Before I show you how it’s done, though, a quick note: this, like the ciabatta I did a couple of weeks ago, is not a beginner’s bread. The dough is wet and hard to work with. It helps to have a stand mixer. And it’s imperative that you have a baking stone.

If you have some experience baking, I say go for it. Otherwise, you might want to lower the hydration to somewhere between 360 and 370 grams of water. Or you might want to look at this whole grain brown bread, which will be much easier to do.

400 grams Water
400 grams Whole Wheat Flour
150 grams Unbleached AP Flour
1 1/2 cups Spent Grains from brewing*
1/4 cup Flax Seeds (either ground or whole)
3 tbsp Molasses
1 1/2 tsp Salt
1/2 tsp Yeast

The Night Before: To the workbowl of your stand mixer, add 200 grams of the wheat flour, 400 grams of water, and the yeast. Mix thoroughly, and allow to stand covered on the counter overnight.

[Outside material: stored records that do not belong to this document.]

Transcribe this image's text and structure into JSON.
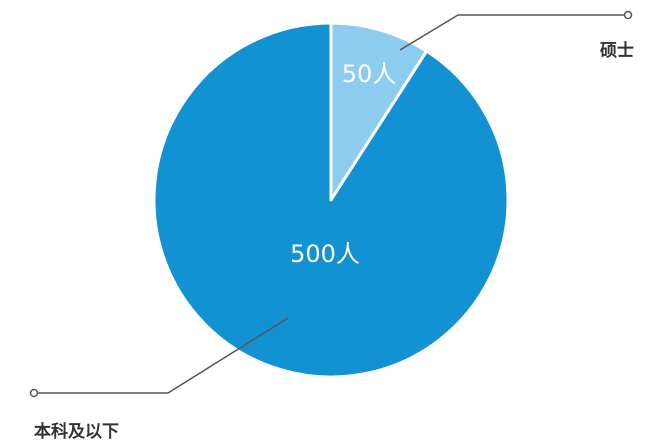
{
  "chart_data": {
    "type": "pie",
    "categories": [
      "硕士",
      "本科及以下"
    ],
    "values": [
      50,
      500
    ],
    "value_labels": [
      "50人",
      "500人"
    ],
    "colors": [
      "#8dcbef",
      "#1291d3"
    ],
    "legend": "leader-lines"
  }
}
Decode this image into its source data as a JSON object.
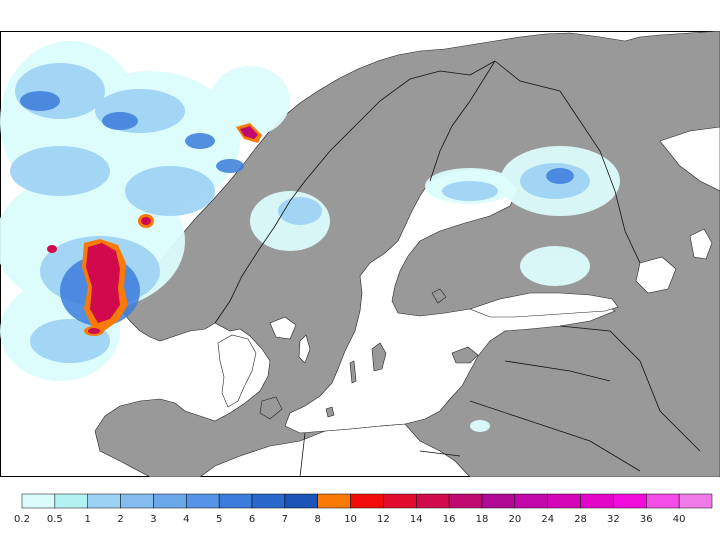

The Day Of: Add the rest of the ingredients to the bowl. With the dough hook attachment of your stand mixer, mix on low until everything comes together. Then turn the mixer to medium (I use setting 4 on the Kitchen Aid), and knead for about fifteen minutes. It will look more like batter than dough at first. But not to worry — it will firm up, at least a little.

When the dough is kneaded, form it into a ball as best you can and move it to an oiled bowl. After twenty minutes, and then again after forty, stretch and fold the dough, following the instructions here (this will firm it up considerably). Then allow it to rise, covered, for another two and a half hours, or until it has more than doubled in size.

When it is risen, move the dough to a well floured board (or counter). Gently form it into the shape of your choice (I chose a boule because I have a really convenient round brotform). Cover, and allow to proof for 50 minutes.

While it is proofing, set your oven up for hearth baking (yes — a stone, or at least an inverted cast iron pan, is essential for this bread), and preheat it as high as it will go (525F for me). Then flip the dough onto a parchment-lined pizza paddle, slide it into your oven, lower the oven temperature to 450F, and bake for 40 minutes, turning the bread halfway through.**

When the bread is cooked, remove it to a wire rack and allow to cool completely before slicing. It is especially well suited, I find, to breakfast. With jam. And maybe also Nutella.

(You can, of course, find many more fabulous bread recipes through Wild Yeast’s YeastSpotting Archive!)

* This recipe may also work with other cooked whole grains. But I haven’t tried it, so I couldn’t say for sure. Experiment! Then let me know!
** For improved crust, fill a spray bottle with water; and for the first two minutes that your bread is baking, spray the walls of the oven every 30 seconds. This will create steam, which will keep the surface of the bread moist, and allow a thicker crust to form. If you do this, don’t turn the oven down to 450F until you’ve finished. Opening the oven every 30 seconds loses a lot of heat.